The NFLPA has asked the NFL to conduct a joint investigation regarding the leaks to the media of information regarding former Buccaneers quarterback Josh Freeman. Per a source with knowledge of the situation, the league still had not responded to the request as of Sunday, October 20.
The league previously had made known publicly its position regarding the situation, stopping short of committing to a joint investigation.
The union wants to conduct a joint investigation in part because the NFLPA lacks the ability to compel coach Greg Schiano or other non-player employees to cooperate with the effort. The NFLPA also has limited confidence that an investigation conducted by the league would result in the imposition of meaningful discipline.

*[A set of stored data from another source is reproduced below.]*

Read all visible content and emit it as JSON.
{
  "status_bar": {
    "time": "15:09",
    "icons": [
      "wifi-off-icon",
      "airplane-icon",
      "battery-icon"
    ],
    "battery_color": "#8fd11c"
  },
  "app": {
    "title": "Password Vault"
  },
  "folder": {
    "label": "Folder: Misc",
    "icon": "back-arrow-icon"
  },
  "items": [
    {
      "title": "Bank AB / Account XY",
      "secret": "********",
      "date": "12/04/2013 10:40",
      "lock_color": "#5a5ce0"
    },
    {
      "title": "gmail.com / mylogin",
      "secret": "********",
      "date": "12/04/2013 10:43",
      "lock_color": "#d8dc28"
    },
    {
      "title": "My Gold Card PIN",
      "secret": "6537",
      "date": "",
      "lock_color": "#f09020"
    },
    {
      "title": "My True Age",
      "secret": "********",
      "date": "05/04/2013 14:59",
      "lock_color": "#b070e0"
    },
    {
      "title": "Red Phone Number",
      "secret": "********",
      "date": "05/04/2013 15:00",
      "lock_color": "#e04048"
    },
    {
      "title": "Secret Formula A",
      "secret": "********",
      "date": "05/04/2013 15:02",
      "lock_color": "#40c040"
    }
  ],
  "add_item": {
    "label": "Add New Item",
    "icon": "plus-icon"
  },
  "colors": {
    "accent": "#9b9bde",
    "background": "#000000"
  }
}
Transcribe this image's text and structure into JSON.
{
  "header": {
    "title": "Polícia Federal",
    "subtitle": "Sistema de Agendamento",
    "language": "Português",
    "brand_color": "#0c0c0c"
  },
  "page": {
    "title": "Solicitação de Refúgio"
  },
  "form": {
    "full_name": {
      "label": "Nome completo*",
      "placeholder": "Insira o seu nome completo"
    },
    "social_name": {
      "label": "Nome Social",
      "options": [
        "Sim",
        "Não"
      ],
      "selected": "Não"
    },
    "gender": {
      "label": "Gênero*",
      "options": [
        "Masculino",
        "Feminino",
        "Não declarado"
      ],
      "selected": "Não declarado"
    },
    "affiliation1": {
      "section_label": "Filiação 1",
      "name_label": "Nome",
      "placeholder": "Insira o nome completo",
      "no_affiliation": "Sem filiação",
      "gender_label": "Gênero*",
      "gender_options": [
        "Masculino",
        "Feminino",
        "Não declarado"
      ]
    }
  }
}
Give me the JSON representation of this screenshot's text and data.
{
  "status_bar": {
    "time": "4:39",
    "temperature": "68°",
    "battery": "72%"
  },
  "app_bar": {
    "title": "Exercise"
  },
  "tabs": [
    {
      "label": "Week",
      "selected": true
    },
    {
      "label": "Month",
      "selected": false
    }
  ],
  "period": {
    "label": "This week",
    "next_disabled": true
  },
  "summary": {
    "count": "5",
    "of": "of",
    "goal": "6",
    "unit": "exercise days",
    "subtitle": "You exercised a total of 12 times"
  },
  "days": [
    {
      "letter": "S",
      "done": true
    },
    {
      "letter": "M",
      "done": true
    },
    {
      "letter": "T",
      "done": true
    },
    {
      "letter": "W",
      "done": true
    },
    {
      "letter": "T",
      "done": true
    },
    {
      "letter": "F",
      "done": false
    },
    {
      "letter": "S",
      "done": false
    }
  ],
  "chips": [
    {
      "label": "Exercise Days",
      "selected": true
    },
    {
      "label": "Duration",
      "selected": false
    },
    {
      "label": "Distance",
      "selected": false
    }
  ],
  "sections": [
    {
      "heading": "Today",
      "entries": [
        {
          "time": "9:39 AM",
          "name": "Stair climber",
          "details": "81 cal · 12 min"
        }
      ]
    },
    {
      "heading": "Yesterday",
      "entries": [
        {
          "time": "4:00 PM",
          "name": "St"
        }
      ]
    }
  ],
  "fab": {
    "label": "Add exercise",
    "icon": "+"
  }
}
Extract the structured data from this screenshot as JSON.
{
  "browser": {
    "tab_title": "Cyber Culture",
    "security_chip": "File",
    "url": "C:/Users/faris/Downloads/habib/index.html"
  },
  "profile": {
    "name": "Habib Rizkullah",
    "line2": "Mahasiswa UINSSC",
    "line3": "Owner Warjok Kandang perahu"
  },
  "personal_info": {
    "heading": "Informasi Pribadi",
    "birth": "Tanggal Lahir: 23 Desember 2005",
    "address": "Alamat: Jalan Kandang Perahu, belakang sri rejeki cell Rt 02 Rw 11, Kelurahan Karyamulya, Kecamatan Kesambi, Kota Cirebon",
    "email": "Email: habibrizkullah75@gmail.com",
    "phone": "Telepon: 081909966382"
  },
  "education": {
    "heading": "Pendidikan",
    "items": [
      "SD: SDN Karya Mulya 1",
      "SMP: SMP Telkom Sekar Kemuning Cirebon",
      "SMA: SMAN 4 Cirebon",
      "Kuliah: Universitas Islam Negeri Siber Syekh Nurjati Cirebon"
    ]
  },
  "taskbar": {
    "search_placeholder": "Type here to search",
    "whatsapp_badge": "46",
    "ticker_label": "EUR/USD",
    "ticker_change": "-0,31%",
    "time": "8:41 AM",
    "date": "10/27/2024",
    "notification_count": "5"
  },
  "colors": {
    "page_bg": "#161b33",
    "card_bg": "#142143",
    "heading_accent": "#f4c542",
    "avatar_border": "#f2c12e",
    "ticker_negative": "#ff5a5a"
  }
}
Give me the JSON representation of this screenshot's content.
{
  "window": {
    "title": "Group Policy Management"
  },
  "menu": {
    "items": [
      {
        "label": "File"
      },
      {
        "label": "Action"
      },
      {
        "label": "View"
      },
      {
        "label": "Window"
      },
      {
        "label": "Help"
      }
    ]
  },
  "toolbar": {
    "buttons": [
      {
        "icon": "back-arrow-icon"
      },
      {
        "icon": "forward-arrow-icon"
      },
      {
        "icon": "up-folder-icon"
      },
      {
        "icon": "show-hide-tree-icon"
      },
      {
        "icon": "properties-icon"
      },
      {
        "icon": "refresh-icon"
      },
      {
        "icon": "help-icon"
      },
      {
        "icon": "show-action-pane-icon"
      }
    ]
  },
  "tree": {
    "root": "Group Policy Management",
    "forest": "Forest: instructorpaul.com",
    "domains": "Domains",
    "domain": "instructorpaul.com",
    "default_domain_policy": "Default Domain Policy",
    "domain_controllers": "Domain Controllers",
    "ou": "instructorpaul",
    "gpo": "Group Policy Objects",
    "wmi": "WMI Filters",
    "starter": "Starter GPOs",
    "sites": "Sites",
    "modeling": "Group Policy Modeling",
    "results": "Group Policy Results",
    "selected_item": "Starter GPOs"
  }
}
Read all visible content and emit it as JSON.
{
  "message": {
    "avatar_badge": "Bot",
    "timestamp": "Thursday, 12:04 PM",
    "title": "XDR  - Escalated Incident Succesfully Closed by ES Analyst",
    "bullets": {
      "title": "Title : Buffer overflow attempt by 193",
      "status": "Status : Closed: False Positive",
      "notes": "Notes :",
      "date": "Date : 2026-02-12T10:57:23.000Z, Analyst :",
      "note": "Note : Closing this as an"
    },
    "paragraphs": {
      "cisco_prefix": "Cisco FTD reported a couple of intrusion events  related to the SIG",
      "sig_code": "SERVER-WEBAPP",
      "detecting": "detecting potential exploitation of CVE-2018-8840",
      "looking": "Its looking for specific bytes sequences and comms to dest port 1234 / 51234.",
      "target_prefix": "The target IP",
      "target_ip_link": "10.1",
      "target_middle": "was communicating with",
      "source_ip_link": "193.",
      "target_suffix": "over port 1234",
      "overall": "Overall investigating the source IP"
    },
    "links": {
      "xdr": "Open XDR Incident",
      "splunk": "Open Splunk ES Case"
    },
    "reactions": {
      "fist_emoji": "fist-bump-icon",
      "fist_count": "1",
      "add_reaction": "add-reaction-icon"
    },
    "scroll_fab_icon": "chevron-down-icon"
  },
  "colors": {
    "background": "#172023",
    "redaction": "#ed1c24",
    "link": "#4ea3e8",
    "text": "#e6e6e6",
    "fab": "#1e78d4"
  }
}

But as the 0-6 Bucs prepare to face the 3-3 Panthers on Thursday night, there’s a reason to think that perhaps the NFL won’t merely conduct a hollow, rubber-stamped investigation. As one source suggested, if the Buccaneers are thinking about firing Schiano, a finding that he or someone acting on his behalf violated the NFL’s confidentiality requirements could be used to support a termination “with cause,” which would allow the Buccaneers to avoid paying Schiano the balance of the five-year, $15 million contract he reportedly signed in 2012.
That could save the Buccaneers more than $9 million. Which would more than offset the $8.43 million Freeman will have earned from the team for 2013.
To be clear, we’re not reporting that the Bucs plan to fire Schiano or that they intend to fire him “with cause.” The point for now is that, if the Bucs are inclined to make a change and not inclined to pay him moving forward, a finding that he or a member of his staff violated league rules could help the organization avoid paying Schiano a lot of money through 2016.